The rare and experimental practice of inter-species blood transfusions is a form of xenograft.
Thus far, there are no available oxygen-carrying blood substitutes, which is the typical objective of a blood (RBC) transfusion; however, there are widely available non-blood volume expanders for cases where only volume restoration is required. These are helping doctors and surgeons avoid the risks of disease transmission and immune suppression, address the chronic blood donor shortage, and address the concerns of Jehovah's Witnesses and others who have religious objections to receiving transfused blood.
A number of blood substitutes have been explored (and still are), but thus far they all suffer from many challenges. Most attempts to find a suitable alternative to blood thus far have concentrated on cell-free hemoglobin solutions. Blood substitutes could make transfusions more readily available in emergency medicine and in pre-hospital EMS care. If successful, such a blood substitute could save many lives, particularly in trauma where massive blood loss results. Hemopure, a hemoglobin-based therapy, is approved for use in South Africa.

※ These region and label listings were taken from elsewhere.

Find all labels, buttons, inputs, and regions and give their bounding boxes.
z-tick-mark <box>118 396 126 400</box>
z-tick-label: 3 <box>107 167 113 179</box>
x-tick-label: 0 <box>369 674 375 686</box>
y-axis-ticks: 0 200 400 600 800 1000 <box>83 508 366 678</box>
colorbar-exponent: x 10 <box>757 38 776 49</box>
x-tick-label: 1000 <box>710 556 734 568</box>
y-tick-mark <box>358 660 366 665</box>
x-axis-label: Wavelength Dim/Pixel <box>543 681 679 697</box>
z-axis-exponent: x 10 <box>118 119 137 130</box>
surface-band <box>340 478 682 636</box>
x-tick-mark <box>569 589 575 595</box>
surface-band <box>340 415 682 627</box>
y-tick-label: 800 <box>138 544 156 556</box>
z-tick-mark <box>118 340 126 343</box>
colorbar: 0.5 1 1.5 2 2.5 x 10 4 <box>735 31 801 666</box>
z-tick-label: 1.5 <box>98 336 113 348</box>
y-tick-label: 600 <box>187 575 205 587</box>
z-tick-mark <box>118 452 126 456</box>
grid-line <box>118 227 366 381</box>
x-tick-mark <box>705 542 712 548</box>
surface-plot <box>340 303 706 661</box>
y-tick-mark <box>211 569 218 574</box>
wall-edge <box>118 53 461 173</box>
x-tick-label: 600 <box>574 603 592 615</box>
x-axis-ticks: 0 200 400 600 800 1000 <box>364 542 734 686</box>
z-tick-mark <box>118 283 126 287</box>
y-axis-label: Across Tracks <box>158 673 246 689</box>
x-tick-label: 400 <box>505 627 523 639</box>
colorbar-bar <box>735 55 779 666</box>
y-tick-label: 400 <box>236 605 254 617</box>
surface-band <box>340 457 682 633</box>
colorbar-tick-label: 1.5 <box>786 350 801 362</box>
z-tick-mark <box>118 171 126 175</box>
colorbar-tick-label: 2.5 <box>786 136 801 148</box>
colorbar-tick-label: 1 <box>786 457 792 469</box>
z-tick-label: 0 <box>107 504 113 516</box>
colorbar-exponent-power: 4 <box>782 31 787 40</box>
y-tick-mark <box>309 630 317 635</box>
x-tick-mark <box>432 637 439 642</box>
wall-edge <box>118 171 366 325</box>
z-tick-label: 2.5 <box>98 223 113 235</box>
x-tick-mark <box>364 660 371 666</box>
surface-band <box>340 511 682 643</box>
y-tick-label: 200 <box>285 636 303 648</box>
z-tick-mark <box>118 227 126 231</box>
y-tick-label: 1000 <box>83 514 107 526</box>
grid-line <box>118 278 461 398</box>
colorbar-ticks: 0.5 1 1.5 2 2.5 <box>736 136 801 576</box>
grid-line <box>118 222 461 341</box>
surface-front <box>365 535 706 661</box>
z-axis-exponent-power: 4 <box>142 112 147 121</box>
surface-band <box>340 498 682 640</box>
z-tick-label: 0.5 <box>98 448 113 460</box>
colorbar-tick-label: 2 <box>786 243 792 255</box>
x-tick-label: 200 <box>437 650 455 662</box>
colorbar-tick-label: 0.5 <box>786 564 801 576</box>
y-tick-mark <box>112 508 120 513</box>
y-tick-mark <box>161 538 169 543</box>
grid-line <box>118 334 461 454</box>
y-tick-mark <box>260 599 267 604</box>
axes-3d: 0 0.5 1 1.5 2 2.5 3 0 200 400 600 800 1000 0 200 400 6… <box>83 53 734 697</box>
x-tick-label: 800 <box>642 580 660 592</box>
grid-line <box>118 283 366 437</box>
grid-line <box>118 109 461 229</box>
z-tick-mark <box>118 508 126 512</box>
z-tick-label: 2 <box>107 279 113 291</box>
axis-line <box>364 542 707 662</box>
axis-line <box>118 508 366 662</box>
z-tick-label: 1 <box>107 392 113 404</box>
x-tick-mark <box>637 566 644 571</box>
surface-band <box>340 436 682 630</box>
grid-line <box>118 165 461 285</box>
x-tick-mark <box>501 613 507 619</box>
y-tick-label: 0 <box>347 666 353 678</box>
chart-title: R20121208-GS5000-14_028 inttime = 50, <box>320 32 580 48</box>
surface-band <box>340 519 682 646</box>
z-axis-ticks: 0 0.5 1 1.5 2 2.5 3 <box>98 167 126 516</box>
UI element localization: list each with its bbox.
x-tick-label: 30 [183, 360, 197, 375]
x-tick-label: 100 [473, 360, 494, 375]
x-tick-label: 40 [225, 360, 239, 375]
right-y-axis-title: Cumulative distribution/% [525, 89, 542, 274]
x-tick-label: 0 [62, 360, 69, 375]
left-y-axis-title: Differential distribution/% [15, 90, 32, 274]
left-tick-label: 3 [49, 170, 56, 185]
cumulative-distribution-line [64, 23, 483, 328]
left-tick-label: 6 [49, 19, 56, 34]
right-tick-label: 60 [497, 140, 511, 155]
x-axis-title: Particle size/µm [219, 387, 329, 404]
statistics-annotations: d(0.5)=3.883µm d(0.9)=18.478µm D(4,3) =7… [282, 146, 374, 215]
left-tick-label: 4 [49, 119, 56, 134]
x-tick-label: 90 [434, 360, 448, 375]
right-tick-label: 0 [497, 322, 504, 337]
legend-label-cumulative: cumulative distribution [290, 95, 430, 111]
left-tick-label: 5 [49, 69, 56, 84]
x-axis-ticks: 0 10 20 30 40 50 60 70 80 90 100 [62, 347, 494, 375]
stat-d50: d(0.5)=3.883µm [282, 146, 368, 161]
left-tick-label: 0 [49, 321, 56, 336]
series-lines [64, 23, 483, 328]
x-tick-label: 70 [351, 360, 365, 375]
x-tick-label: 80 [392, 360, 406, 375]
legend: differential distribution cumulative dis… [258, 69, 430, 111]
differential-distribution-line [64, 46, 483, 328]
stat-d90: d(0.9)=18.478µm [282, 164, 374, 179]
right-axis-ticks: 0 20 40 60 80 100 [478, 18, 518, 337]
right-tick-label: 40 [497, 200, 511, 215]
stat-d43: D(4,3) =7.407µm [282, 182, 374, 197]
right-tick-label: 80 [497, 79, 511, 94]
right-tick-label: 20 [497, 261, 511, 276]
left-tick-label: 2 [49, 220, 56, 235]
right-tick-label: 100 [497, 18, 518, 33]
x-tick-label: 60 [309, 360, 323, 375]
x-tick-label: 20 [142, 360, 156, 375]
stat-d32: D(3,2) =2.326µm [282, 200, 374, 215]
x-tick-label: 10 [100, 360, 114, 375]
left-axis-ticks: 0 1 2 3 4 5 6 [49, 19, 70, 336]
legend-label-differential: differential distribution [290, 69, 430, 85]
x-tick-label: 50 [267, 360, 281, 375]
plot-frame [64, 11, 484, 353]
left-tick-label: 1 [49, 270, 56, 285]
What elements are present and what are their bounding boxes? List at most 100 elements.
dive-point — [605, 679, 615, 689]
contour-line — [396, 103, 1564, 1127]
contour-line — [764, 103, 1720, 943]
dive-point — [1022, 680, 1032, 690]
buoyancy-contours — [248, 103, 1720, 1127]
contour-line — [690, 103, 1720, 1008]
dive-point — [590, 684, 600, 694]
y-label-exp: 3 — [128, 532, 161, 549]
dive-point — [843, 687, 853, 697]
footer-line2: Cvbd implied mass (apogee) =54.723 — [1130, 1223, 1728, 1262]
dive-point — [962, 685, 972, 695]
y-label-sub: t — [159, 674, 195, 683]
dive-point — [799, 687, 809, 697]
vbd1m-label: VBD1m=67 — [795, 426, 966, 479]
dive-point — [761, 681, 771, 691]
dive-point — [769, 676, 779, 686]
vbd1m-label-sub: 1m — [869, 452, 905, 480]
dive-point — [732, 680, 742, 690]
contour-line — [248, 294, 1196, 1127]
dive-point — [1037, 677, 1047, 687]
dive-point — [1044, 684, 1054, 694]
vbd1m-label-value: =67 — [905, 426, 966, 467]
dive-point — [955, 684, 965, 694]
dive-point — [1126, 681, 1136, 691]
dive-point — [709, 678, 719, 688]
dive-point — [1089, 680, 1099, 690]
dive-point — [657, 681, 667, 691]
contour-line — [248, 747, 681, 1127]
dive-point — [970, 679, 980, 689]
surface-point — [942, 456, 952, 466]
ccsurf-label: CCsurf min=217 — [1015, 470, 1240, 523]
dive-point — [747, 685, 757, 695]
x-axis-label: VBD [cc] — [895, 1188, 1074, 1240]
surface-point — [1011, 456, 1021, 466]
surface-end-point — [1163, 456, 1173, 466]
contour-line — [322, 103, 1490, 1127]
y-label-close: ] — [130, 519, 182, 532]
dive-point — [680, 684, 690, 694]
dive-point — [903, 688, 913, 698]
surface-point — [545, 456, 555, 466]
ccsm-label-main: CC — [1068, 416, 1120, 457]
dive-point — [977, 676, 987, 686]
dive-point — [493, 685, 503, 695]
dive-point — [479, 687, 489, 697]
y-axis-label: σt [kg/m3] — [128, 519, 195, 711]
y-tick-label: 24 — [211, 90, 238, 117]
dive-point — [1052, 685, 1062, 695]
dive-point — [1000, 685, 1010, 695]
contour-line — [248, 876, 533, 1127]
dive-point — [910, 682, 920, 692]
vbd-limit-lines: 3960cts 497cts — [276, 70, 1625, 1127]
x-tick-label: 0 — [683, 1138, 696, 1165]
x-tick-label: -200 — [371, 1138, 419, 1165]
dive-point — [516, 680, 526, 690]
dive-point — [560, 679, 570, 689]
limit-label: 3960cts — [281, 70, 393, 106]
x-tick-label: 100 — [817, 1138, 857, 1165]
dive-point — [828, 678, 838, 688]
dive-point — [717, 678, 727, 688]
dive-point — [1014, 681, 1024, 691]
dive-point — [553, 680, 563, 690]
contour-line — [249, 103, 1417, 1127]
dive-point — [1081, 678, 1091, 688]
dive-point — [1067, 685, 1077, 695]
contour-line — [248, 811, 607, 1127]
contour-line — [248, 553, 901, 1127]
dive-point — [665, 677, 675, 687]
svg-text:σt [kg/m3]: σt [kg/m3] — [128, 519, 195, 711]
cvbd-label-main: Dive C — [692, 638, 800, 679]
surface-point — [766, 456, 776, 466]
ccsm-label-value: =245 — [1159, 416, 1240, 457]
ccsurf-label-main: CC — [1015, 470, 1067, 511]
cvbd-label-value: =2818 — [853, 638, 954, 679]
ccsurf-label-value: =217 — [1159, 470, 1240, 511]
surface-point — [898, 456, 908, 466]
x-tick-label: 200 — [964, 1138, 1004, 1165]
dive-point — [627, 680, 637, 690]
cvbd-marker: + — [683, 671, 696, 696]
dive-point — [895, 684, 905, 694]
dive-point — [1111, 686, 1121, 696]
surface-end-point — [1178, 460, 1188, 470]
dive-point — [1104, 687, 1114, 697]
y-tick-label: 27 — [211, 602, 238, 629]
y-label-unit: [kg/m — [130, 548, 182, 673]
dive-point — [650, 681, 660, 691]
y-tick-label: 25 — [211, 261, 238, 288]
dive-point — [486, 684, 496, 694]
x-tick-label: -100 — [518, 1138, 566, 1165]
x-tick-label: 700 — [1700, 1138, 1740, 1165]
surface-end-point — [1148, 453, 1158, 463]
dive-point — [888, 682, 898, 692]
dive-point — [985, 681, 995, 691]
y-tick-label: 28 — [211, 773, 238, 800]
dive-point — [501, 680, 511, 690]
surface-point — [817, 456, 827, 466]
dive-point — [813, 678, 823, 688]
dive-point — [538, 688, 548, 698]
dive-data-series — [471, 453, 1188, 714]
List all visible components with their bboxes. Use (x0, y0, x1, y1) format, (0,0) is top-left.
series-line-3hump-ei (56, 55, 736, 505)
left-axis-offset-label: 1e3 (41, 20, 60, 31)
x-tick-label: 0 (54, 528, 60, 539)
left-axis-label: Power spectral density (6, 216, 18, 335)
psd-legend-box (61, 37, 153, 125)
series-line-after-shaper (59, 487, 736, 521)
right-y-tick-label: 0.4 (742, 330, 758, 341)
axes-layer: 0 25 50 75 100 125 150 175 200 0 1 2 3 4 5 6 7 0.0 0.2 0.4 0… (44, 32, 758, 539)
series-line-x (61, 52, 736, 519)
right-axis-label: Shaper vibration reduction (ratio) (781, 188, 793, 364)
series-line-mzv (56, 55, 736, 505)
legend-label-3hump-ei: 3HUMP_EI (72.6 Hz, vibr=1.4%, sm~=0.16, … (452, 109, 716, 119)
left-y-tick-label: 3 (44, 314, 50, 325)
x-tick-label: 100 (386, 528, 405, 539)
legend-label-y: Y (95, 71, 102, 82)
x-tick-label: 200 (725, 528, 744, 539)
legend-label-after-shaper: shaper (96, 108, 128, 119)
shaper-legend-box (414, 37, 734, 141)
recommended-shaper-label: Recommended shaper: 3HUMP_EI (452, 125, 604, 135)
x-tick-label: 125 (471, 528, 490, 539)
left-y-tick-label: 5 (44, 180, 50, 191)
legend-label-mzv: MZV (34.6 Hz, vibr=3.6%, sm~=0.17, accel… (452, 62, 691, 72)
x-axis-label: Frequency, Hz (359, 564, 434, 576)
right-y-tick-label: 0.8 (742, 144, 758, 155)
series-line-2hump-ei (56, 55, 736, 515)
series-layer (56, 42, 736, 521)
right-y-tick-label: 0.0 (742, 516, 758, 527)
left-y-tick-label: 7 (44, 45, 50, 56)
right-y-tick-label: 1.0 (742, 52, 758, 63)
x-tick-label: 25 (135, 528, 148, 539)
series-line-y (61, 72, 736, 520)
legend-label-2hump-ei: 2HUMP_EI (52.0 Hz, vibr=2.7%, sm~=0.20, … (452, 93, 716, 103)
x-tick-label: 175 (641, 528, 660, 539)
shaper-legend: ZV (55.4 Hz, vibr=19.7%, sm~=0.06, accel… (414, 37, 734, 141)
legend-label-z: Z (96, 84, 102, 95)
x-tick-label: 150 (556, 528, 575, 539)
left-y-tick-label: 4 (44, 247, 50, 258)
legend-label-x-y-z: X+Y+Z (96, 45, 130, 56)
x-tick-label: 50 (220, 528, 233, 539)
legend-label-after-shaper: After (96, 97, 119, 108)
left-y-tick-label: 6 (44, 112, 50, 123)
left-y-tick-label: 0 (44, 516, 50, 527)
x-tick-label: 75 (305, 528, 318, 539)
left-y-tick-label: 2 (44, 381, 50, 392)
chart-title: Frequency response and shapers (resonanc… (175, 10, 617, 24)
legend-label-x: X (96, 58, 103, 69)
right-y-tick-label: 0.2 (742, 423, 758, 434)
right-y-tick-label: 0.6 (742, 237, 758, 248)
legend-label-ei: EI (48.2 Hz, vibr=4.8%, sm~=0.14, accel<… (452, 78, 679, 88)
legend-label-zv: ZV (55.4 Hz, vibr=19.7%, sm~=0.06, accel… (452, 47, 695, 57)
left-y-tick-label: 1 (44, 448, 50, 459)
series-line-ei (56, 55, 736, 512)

Although there are clinical situations where transfusion with red blood cells is the only clinically appropriate option, increasingly clinicians are looking at alternatives. This can be due to several reasons, such as patient safety, economic burden or scarcity of blood. Increasingly guidelines recommend blood transfusions should be reserved for patients with or at risk of cardiovascular instability due to the degree of their anaemia In these cases parenteral iron is recommended.